Porém, é com tranquilidade e senso de responsabilidade que voltamos a nos pronunciar, já que, neste cenário de tamanha instabilidade e riscos à Universidade pública e gratuita, é nosso dever buscar evitar que acusações infundadas e com objetivos estranhos aos interesses da Instituição venham dificultar ainda mais a resistência a esses ataques. Esclarecemos, inicialmente, que a notificação da Justiça Federal para que seja garantida a permanência em atividade de, no mínimo, 30% dos servidores de cada cargo vinculado ao serviço da Biblioteca Comunitária se dá no âmbito do mesmo processo de 2015, qual seja, o processo nº 0001964-69.2015.403.6115. Lembramos, como registrado na já referida nota de esclarecimento publicada há 14 meses, que tal processo decorre de ação civil pública impetrada pelo Ministério Público Federal a partir de manifestações de estudantes de graduação da UFSCar, primeiro individualmente e, depois, por meio de abaixo-assinado reivindicando o funcionamento da BCo e do RU. Ou seja, a Administração da UFSCar nunca foi autora nesse processo, no qual inclusive consta como ré, sujeita ao pagamento de multa diária de R$ 50 mil caso não garanta o funcionamento desses serviços. Assim, foi nessa condição, de vigência da determinação de aplicação de multa a ser paga com recursos públicos, que a Administração Superior informou à Justiça Federal sua impossibilidade de garantir a efetividade da determinação judicial sem a fixação de contingente mínimo necessário ao oferecimento dos serviços.

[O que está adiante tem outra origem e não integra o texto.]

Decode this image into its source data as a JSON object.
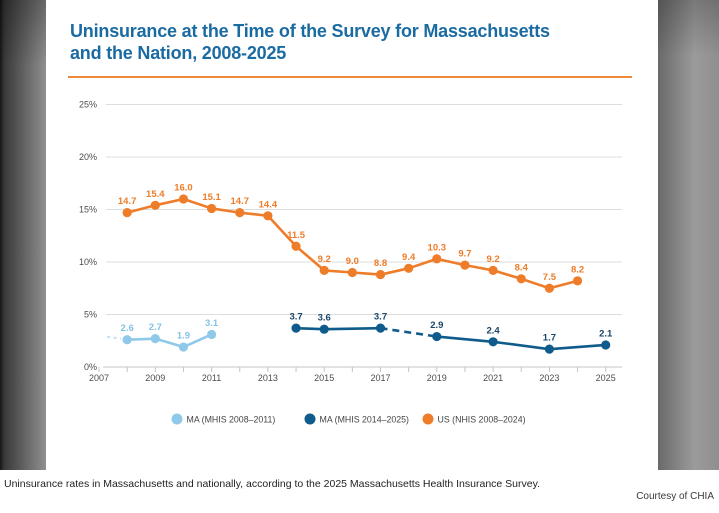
{
  "slide": {
    "title_line1": "Uninsurance at the Time of the Survey for Massachusetts",
    "title_line2": "and the Nation, 2008-2025",
    "accent_color": "#ee8a3c",
    "title_color": "#1b6ba3"
  },
  "caption": "Uninsurance rates in Massachusetts and nationally, according to the 2025 Massachusetts Health Insurance Survey.",
  "credit": "Courtesy of CHIA",
  "chart_data": {
    "type": "line",
    "title": "Uninsurance at the Time of the Survey for Massachusetts and the Nation, 2008-2025",
    "xlabel": "",
    "ylabel": "",
    "x_range": [
      2007,
      2025
    ],
    "ylim": [
      0,
      25
    ],
    "grid": true,
    "legend_position": "bottom",
    "ytick_values": [
      0,
      5,
      10,
      15,
      20,
      25
    ],
    "ytick_labels": [
      "0%",
      "5%",
      "10%",
      "15%",
      "20%",
      "25%"
    ],
    "xtick_labels": [
      "2007",
      "2009",
      "2011",
      "2013",
      "2015",
      "2017",
      "2019",
      "2021",
      "2023",
      "2025"
    ],
    "series": [
      {
        "id": "ma-mhis-2008-2011",
        "name": "MA (MHIS 2008–2011)",
        "color": "#8fc9e9",
        "label_color": "#85c2e4",
        "lead_in_dashed": true,
        "points": [
          {
            "year": 2008,
            "value": 2.6
          },
          {
            "year": 2009,
            "value": 2.7
          },
          {
            "year": 2010,
            "value": 1.9
          },
          {
            "year": 2011,
            "value": 3.1
          }
        ]
      },
      {
        "id": "ma-mhis-2014-2025",
        "name": "MA (MHIS 2014–2025)",
        "color": "#0f5c8c",
        "label_color": "#1a4568",
        "dashed_gaps": [
          [
            2017,
            2019
          ]
        ],
        "points": [
          {
            "year": 2014,
            "value": 3.7
          },
          {
            "year": 2015,
            "value": 3.6
          },
          {
            "year": 2017,
            "value": 3.7
          },
          {
            "year": 2019,
            "value": 2.9
          },
          {
            "year": 2021,
            "value": 2.4
          },
          {
            "year": 2023,
            "value": 1.7
          },
          {
            "year": 2025,
            "value": 2.1
          }
        ]
      },
      {
        "id": "us-nhis-2008-2024",
        "name": "US (NHIS 2008–2024)",
        "color": "#ee7c28",
        "label_color": "#ee7c28",
        "points": [
          {
            "year": 2008,
            "value": 14.7
          },
          {
            "year": 2009,
            "value": 15.4
          },
          {
            "year": 2010,
            "value": 16.0
          },
          {
            "year": 2011,
            "value": 15.1
          },
          {
            "year": 2012,
            "value": 14.7
          },
          {
            "year": 2013,
            "value": 14.4
          },
          {
            "year": 2014,
            "value": 11.5
          },
          {
            "year": 2015,
            "value": 9.2
          },
          {
            "year": 2016,
            "value": 9.0
          },
          {
            "year": 2017,
            "value": 8.8
          },
          {
            "year": 2018,
            "value": 9.4
          },
          {
            "year": 2019,
            "value": 10.3
          },
          {
            "year": 2020,
            "value": 9.7
          },
          {
            "year": 2021,
            "value": 9.2
          },
          {
            "year": 2022,
            "value": 8.4
          },
          {
            "year": 2023,
            "value": 7.5
          },
          {
            "year": 2024,
            "value": 8.2
          }
        ]
      }
    ]
  }
}
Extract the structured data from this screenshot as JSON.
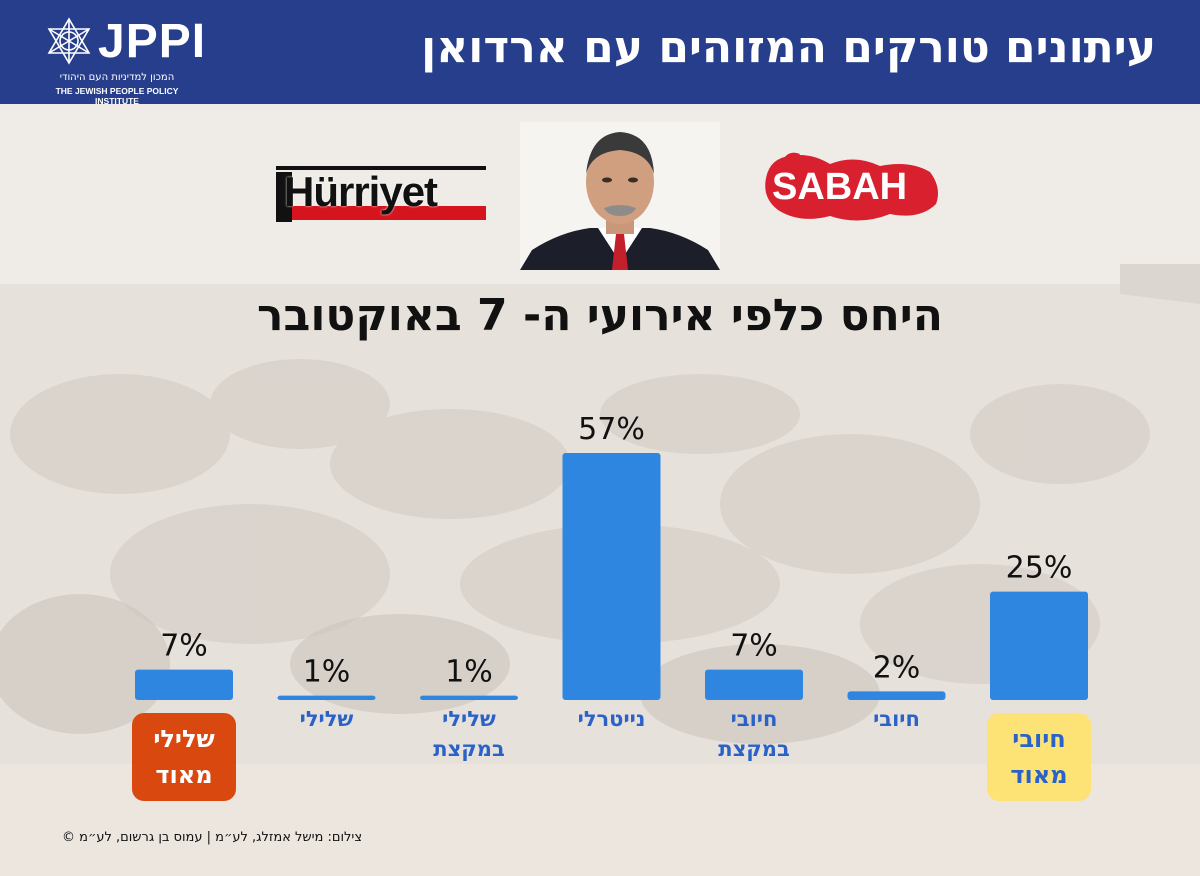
{
  "header": {
    "title": "עיתונים טורקים המזוהים עם ארדואן",
    "logo_text": "JPPI",
    "logo_subtitle_he": "המכון למדיניות העם היהודי",
    "logo_subtitle_en": "THE JEWISH PEOPLE POLICY INSTITUTE",
    "background_color": "#273e8c"
  },
  "newspapers": {
    "left": "Hürriyet",
    "right": "SABAH"
  },
  "photo_credit": "צילום: מישל אמזלג, לע״מ | עמוס בן גרשום, לע״מ ©",
  "chart_data": {
    "type": "bar",
    "title": "היחס כלפי אירועי ה- 7 באוקטובר",
    "categories": [
      "שלילי\nמאוד",
      "שלילי",
      "שלילי\nבמקצת",
      "נייטרלי",
      "חיובי\nבמקצת",
      "חיובי",
      "חיובי\nמאוד"
    ],
    "values": [
      7,
      1,
      1,
      57,
      7,
      2,
      25
    ],
    "value_labels": [
      "7%",
      "1%",
      "1%",
      "57%",
      "7%",
      "2%",
      "25%"
    ],
    "ylim": [
      0,
      60
    ],
    "grid": false,
    "bar_color": "#2f86e0",
    "label_color": "#2a62c8",
    "highlight": {
      "0": {
        "background": "#d9480f",
        "text_color": "#ffffff"
      },
      "6": {
        "background": "#fde376",
        "text_color": "#2a62c8"
      }
    }
  }
}
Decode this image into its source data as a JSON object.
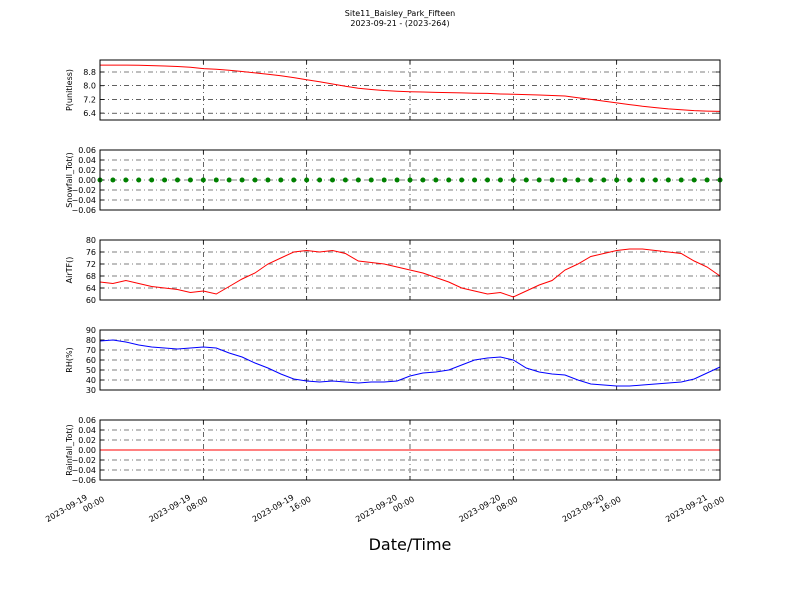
{
  "title": "Site11_Baisley_Park_Fifteen",
  "subtitle": "2023-09-21 - (2023-264)",
  "xlabel": "Date/Time",
  "x": [
    "2023-09-19 00:00",
    "2023-09-19 01:00",
    "2023-09-19 02:00",
    "2023-09-19 03:00",
    "2023-09-19 04:00",
    "2023-09-19 05:00",
    "2023-09-19 06:00",
    "2023-09-19 07:00",
    "2023-09-19 08:00",
    "2023-09-19 09:00",
    "2023-09-19 10:00",
    "2023-09-19 11:00",
    "2023-09-19 12:00",
    "2023-09-19 13:00",
    "2023-09-19 14:00",
    "2023-09-19 15:00",
    "2023-09-19 16:00",
    "2023-09-19 17:00",
    "2023-09-19 18:00",
    "2023-09-19 19:00",
    "2023-09-19 20:00",
    "2023-09-19 21:00",
    "2023-09-19 22:00",
    "2023-09-19 23:00",
    "2023-09-20 00:00",
    "2023-09-20 01:00",
    "2023-09-20 02:00",
    "2023-09-20 03:00",
    "2023-09-20 04:00",
    "2023-09-20 05:00",
    "2023-09-20 06:00",
    "2023-09-20 07:00",
    "2023-09-20 08:00",
    "2023-09-20 09:00",
    "2023-09-20 10:00",
    "2023-09-20 11:00",
    "2023-09-20 12:00",
    "2023-09-20 13:00",
    "2023-09-20 14:00",
    "2023-09-20 15:00",
    "2023-09-20 16:00",
    "2023-09-20 17:00",
    "2023-09-20 18:00",
    "2023-09-20 19:00",
    "2023-09-20 20:00",
    "2023-09-20 21:00",
    "2023-09-20 22:00",
    "2023-09-20 23:00",
    "2023-09-21 00:00"
  ],
  "xlim": [
    "2023-09-19 00:00",
    "2023-09-21 00:00"
  ],
  "xticks": [
    {
      "value": "2023-09-19 00:00",
      "label": [
        "2023-09-19",
        "00:00"
      ]
    },
    {
      "value": "2023-09-19 08:00",
      "label": [
        "2023-09-19",
        "08:00"
      ]
    },
    {
      "value": "2023-09-19 16:00",
      "label": [
        "2023-09-19",
        "16:00"
      ]
    },
    {
      "value": "2023-09-20 00:00",
      "label": [
        "2023-09-20",
        "00:00"
      ]
    },
    {
      "value": "2023-09-20 08:00",
      "label": [
        "2023-09-20",
        "08:00"
      ]
    },
    {
      "value": "2023-09-20 16:00",
      "label": [
        "2023-09-20",
        "16:00"
      ]
    },
    {
      "value": "2023-09-21 00:00",
      "label": [
        "2023-09-21",
        "00:00"
      ]
    }
  ],
  "chart_data": [
    {
      "type": "line",
      "ylabel": "P(unitless)",
      "ylim": [
        6.0,
        9.5
      ],
      "grid": true,
      "yticks": [
        6.4,
        7.2,
        {
          "value": 8,
          "label": "8.0"
        },
        8.8
      ],
      "color": "#ff0000",
      "values": [
        9.2,
        9.2,
        9.2,
        9.19,
        9.17,
        9.15,
        9.12,
        9.08,
        9.0,
        8.96,
        8.9,
        8.83,
        8.75,
        8.67,
        8.58,
        8.47,
        8.35,
        8.23,
        8.1,
        7.97,
        7.85,
        7.78,
        7.72,
        7.68,
        7.65,
        7.63,
        7.61,
        7.6,
        7.58,
        7.56,
        7.55,
        7.52,
        7.5,
        7.48,
        7.46,
        7.43,
        7.4,
        7.3,
        7.2,
        7.1,
        7.0,
        6.9,
        6.8,
        6.72,
        6.65,
        6.6,
        6.55,
        6.52,
        6.5
      ]
    },
    {
      "type": "scatter",
      "ylabel": "Snowfall_Tot()",
      "ylim": [
        -0.06,
        0.06
      ],
      "grid": true,
      "yticks": [
        {
          "value": -0.06,
          "label": "−0.06"
        },
        {
          "value": -0.04,
          "label": "−0.04"
        },
        {
          "value": -0.02,
          "label": "−0.02"
        },
        {
          "value": 0,
          "label": "0.00"
        },
        0.02,
        0.04,
        0.06
      ],
      "color": "#008000",
      "values": [
        0,
        0,
        0,
        0,
        0,
        0,
        0,
        0,
        0,
        0,
        0,
        0,
        0,
        0,
        0,
        0,
        0,
        0,
        0,
        0,
        0,
        0,
        0,
        0,
        0,
        0,
        0,
        0,
        0,
        0,
        0,
        0,
        0,
        0,
        0,
        0,
        0,
        0,
        0,
        0,
        0,
        0,
        0,
        0,
        0,
        0,
        0,
        0,
        0
      ]
    },
    {
      "type": "line",
      "ylabel": "AirTF()",
      "ylim": [
        60,
        80
      ],
      "grid": true,
      "yticks": [
        60,
        64,
        68,
        72,
        76,
        80
      ],
      "color": "#ff0000",
      "values": [
        66,
        65.5,
        66.5,
        65.5,
        64.5,
        64,
        63.5,
        62.5,
        63,
        62,
        64.5,
        67,
        69,
        72,
        74,
        76,
        76.5,
        76,
        76.5,
        75.5,
        73,
        72.5,
        72,
        71,
        70,
        69,
        67.5,
        66,
        64,
        63,
        62,
        62.5,
        61,
        63,
        65,
        66.5,
        70,
        72,
        74.5,
        75.5,
        76.5,
        77,
        77,
        76.5,
        76,
        75.5,
        73,
        71,
        68
      ]
    },
    {
      "type": "line",
      "ylabel": "RH(%)",
      "ylim": [
        30,
        90
      ],
      "grid": true,
      "yticks": [
        30,
        40,
        50,
        60,
        70,
        80,
        90
      ],
      "color": "#0000ff",
      "values": [
        79,
        80,
        78,
        75,
        73,
        72,
        71,
        72,
        73,
        72,
        67,
        63,
        57,
        52,
        46,
        41,
        39,
        38,
        39,
        38,
        37,
        38,
        38,
        39,
        44,
        47,
        48,
        50,
        55,
        60,
        62,
        63,
        60,
        52,
        48,
        46,
        45,
        40,
        36,
        35,
        34,
        34,
        35,
        36,
        37,
        38,
        41,
        47,
        53
      ]
    },
    {
      "type": "line",
      "ylabel": "Rainfall_Tot()",
      "ylim": [
        -0.06,
        0.06
      ],
      "grid": true,
      "yticks": [
        {
          "value": -0.06,
          "label": "−0.06"
        },
        {
          "value": -0.04,
          "label": "−0.04"
        },
        {
          "value": -0.02,
          "label": "−0.02"
        },
        {
          "value": 0,
          "label": "0.00"
        },
        0.02,
        0.04,
        0.06
      ],
      "color": "#ff0000",
      "values": [
        0,
        0,
        0,
        0,
        0,
        0,
        0,
        0,
        0,
        0,
        0,
        0,
        0,
        0,
        0,
        0,
        0,
        0,
        0,
        0,
        0,
        0,
        0,
        0,
        0,
        0,
        0,
        0,
        0,
        0,
        0,
        0,
        0,
        0,
        0,
        0,
        0,
        0,
        0,
        0,
        0,
        0,
        0,
        0,
        0,
        0,
        0,
        0,
        0
      ]
    }
  ]
}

Quanto à PEC 241 – agora PEC 55 –, é público e notório nosso posicionamento firme ao lado dos que a combatem e, mais do que isso, lutam para conferir visibilidade às consequências dramáticas e provavelmente irremediáveis que sua aprovação trará à Educação, à Saúde, às Ciência, Tecnologia e Inovação e, em suma, à perspectiva de soberania de nosso país. Fazemos isso em todos os espaços e papéis que nos cabem enquanto dirigentes universitários, esperando que esses esforços possam se somar à luta das entidades representativas de todas as categorias que compõem não apenas a comunidade universitária, mas a sociedade brasileira preocupada e comprometida com o futuro do País e das próximas gerações. Desse lugar, lamentamos profundamente que movimentos como o referido comunicado da Diretoria do SinTUFSCar – estes sim avessos ao processo de diálogo – interponham-se a essa resistência que precisa ser coletiva para que tenha chances de alcançar os resultados pretendidos.